The approach I would take on it is, first of all, to reiterate what Mr. Lukiwski said, but in a bit more detail. The Chief Electoral Officer has submitted a list of possible items to us. He said he'll come back to this committee and has even given us a timeline by which he'll come back to this committee for our approval, and he won't approve any document unless this committee approves it.
Obviously there is a fairly long list of things that we would all like to keep off that list of approved items, and I'm inclined to think that renewal notices for magazines would be one of the things I would be unenthusiastic about adding to the list. I think we can control that.
That's one thing. The second thing, though, is the rationale for putting this in, and the rationale is this. I asked some of the witnesses who were here a week ago a question. I remember the student representative, for example; I asked, what about your student ID, if you had that? It has your photo; it's issued by a quasi-governmental authority, a university or a community college; it's designed to prevent fraud—likewise a bus pass. These are things that most students have—probably both. They certainly would have one.
It doesn't have your address on it, but it does have your photo, and it's a pretty secure document. These are documents designed to prevent person A from taking an exam on behalf of person B, or person A getting on a bus instead of person B. So they are inherently anti-fraud-based pieces of identification.
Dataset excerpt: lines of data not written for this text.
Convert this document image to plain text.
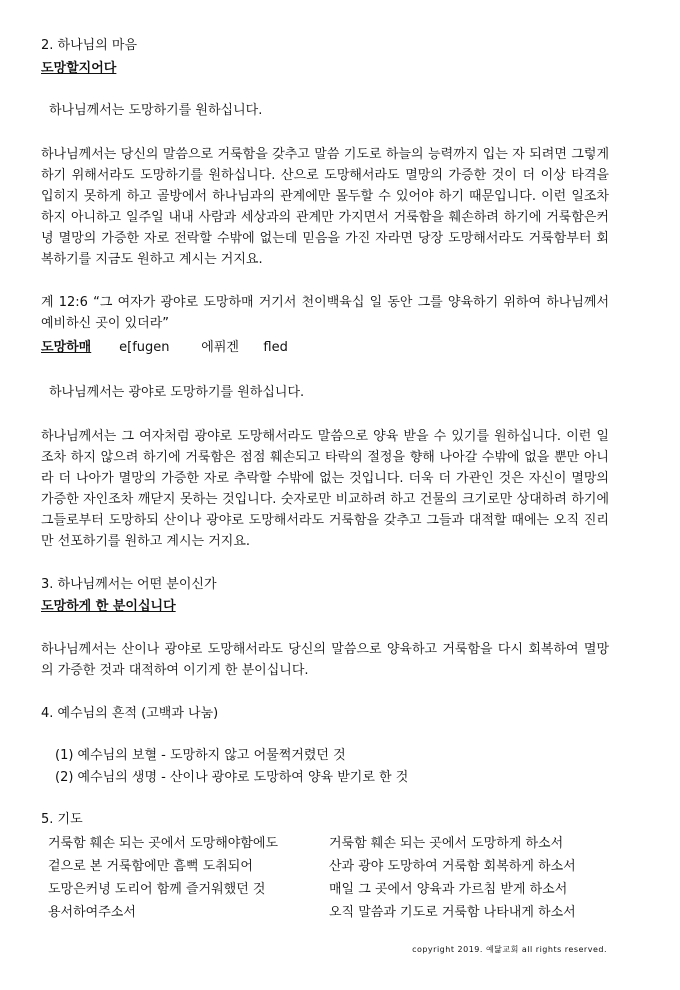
2. 하나님의 마음
도망할지어다
하나님께서는 도망하기를 원하십니다.
하나님께서는 당신의 말씀으로 거룩함을 갖추고 말씀 기도로 하늘의 능력까지 입는 자 되려면 그렇게 하기 위해서라도 도망하기를 원하십니다. 산으로 도망해서라도 멸망의 가증한 것이 더 이상 타격을 입히지 못하게 하고 골방에서 하나님과의 관계에만 몰두할 수 있어야 하기 때문입니다. 이런 일조차 하지 아니하고 일주일 내내 사람과 세상과의 관계만 가지면서 거룩함을 훼손하려 하기에 거룩함은커녕 멸망의 가증한 자로 전락할 수밖에 없는데 믿음을 가진 자라면 당장 도망해서라도 거룩함부터 회복하기를 지금도 원하고 계시는 거지요.
계 12:6 “그 여자가 광야로 도망하매 거기서 천이백육십 일 동안 그를 양육하기 위하여 하나님께서 예비하신 곳이 있더라”
도망하매 e[fugen 에퓌겐 fled
하나님께서는 광야로 도망하기를 원하십니다.
하나님께서는 그 여자처럼 광야로 도망해서라도 말씀으로 양육 받을 수 있기를 원하십니다. 이런 일조차 하지 않으려 하기에 거룩함은 점점 훼손되고 타락의 절정을 향해 나아갈 수밖에 없을 뿐만 아니라 더 나아가 멸망의 가증한 자로 추락할 수밖에 없는 것입니다. 더욱 더 가관인 것은 자신이 멸망의 가증한 자인조차 깨닫지 못하는 것입니다. 숫자로만 비교하려 하고 건물의 크기로만 상대하려 하기에 그들로부터 도망하되 산이나 광야로 도망해서라도 거룩함을 갖추고 그들과 대적할 때에는 오직 진리만 선포하기를 원하고 계시는 거지요.
3. 하나님께서는 어떤 분이신가
도망하게 한 분이십니다
하나님께서는 산이나 광야로 도망해서라도 당신의 말씀으로 양육하고 거룩함을 다시 회복하여 멸망의 가증한 것과 대적하여 이기게 한 분이십니다.
4. 예수님의 흔적 (고백과 나눔)
(1) 예수님의 보혈 - 도망하지 않고 어물쩍거렸던 것
(2) 예수님의 생명 - 산이나 광야로 도망하여 양육 받기로 한 것
5. 기도
거룩함 훼손 되는 곳에서 도망해야함에도
겉으로 본 거룩함에만 흠뻑 도취되어
도망은커녕 도리어 함께 즐거워했던 것
용서하여주소서
거룩함 훼손 되는 곳에서 도망하게 하소서
산과 광야 도망하여 거룩함 회복하게 하소서
매일 그 곳에서 양육과 가르침 받게 하소서
오직 말씀과 기도로 거룩함 나타내게 하소서
copyright 2019. 예닮교회 all rights reserved.
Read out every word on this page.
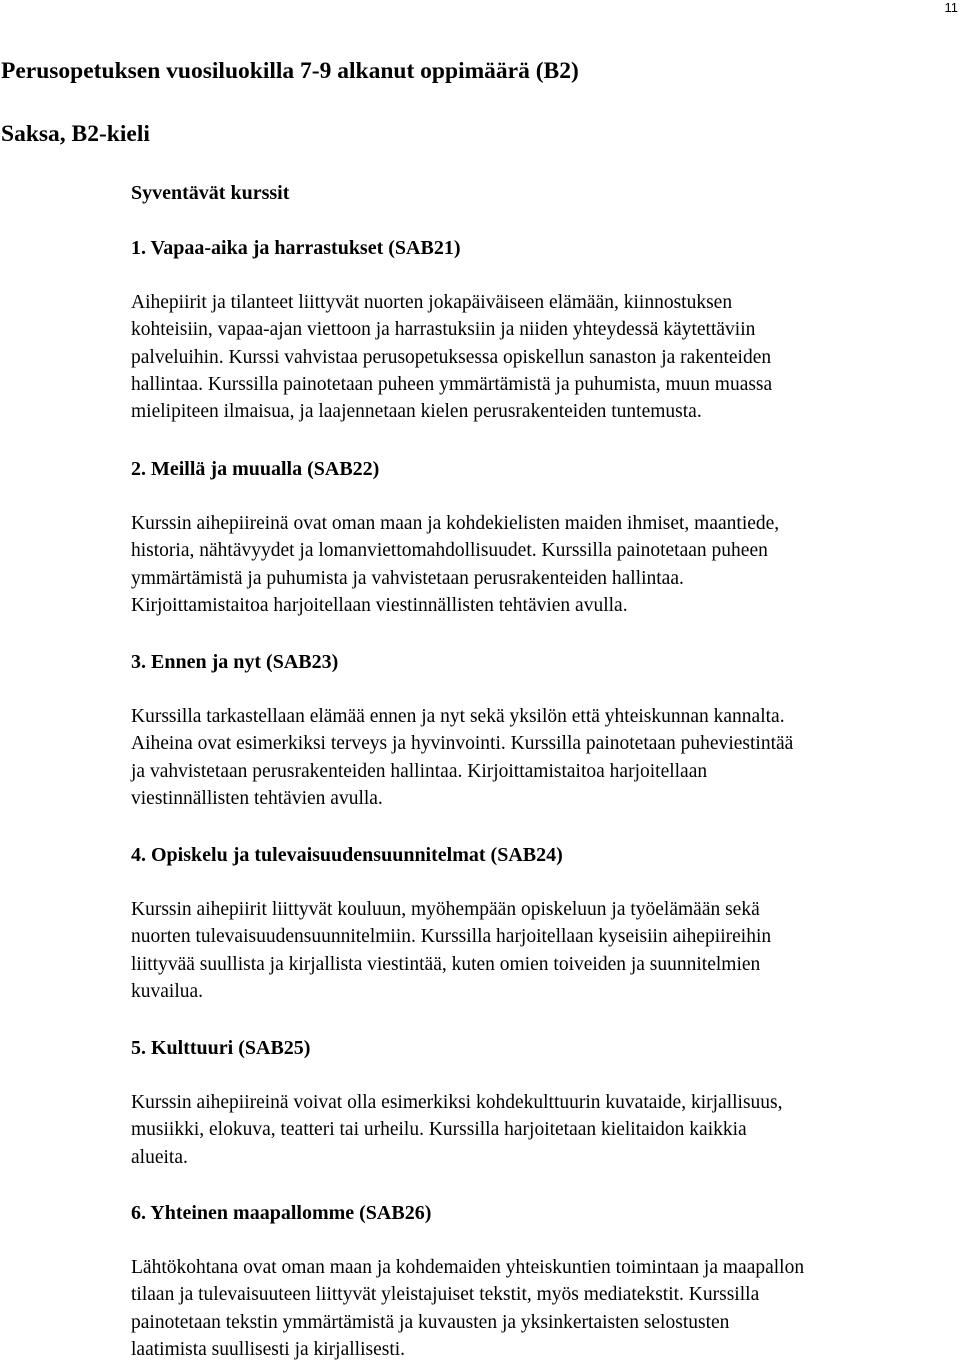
11
Perusopetuksen vuosiluokilla 7-9 alkanut oppimäärä (B2)
Saksa, B2-kieli
Syventävät kurssit
1. Vapaa-aika ja harrastukset (SAB21)

Aihepiirit ja tilanteet liittyvät nuorten jokapäiväiseen elämään, kiinnostuksen
kohteisiin, vapaa-ajan viettoon ja harrastuksiin ja niiden yhteydessä käytettäviin
palveluihin. Kurssi vahvistaa perusopetuksessa opiskellun sanaston ja rakenteiden
hallintaa. Kurssilla painotetaan puheen ymmärtämistä ja puhumista, muun muassa
mielipiteen ilmaisua, ja laajennetaan kielen perusrakenteiden tuntemusta.

2. Meillä ja muualla (SAB22)

Kurssin aihepiireinä ovat oman maan ja kohdekielisten maiden ihmiset, maantiede,
historia, nähtävyydet ja lomanviettomahdollisuudet. Kurssilla painotetaan puheen
ymmärtämistä ja puhumista ja vahvistetaan perusrakenteiden hallintaa.
Kirjoittamistaitoa harjoitellaan viestinnällisten tehtävien avulla.

3. Ennen ja nyt (SAB23)

Kurssilla tarkastellaan elämää ennen ja nyt sekä yksilön että yhteiskunnan kannalta.
Aiheina ovat esimerkiksi terveys ja hyvinvointi. Kurssilla painotetaan puheviestintää
ja vahvistetaan perusrakenteiden hallintaa. Kirjoittamistaitoa harjoitellaan
viestinnällisten tehtävien avulla.

4. Opiskelu ja tulevaisuudensuunnitelmat (SAB24)

Kurssin aihepiirit liittyvät kouluun, myöhempään opiskeluun ja työelämään sekä
nuorten tulevaisuudensuunnitelmiin. Kurssilla harjoitellaan kyseisiin aihepiireihin
liittyvää suullista ja kirjallista viestintää, kuten omien toiveiden ja suunnitelmien
kuvailua.

5. Kulttuuri (SAB25)

Kurssin aihepiireinä voivat olla esimerkiksi kohdekulttuurin kuvataide, kirjallisuus,
musiikki, elokuva, teatteri tai urheilu. Kurssilla harjoitetaan kielitaidon kaikkia
alueita.

6. Yhteinen maapallomme (SAB26)

Lähtökohtana ovat oman maan ja kohdemaiden yhteiskuntien toimintaan ja maapallon
tilaan ja tulevaisuuteen liittyvät yleistajuiset tekstit, myös mediatekstit. Kurssilla
painotetaan tekstin ymmärtämistä ja kuvausten ja yksinkertaisten selostusten
laatimista suullisesti ja kirjallisesti.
If we included that, I asked, would it eliminate the concerns you have about students being excluded from voting by our ID requirements? He said yes, and at that point I promised to raise the matter with the Chief Electoral Officer.
When I raised it with Mr. Kingsley, he said he didn't interpret the list of identification to include those kinds of pieces of ID as acceptable ID. He went on and actually listed that passports wouldn't count, or military identification cards, and so on.
This is meant to ensure that Mr. Kingsley will now be including this kind of identification as identification for the second of the two provisions in clause 21. So it would be “two pieces of identification establishing the elector's name and address”, authorized by him. Now his list will be able to include, for that purpose, pieces of identification such as the photo student card, photo bus ID, passports, and so on.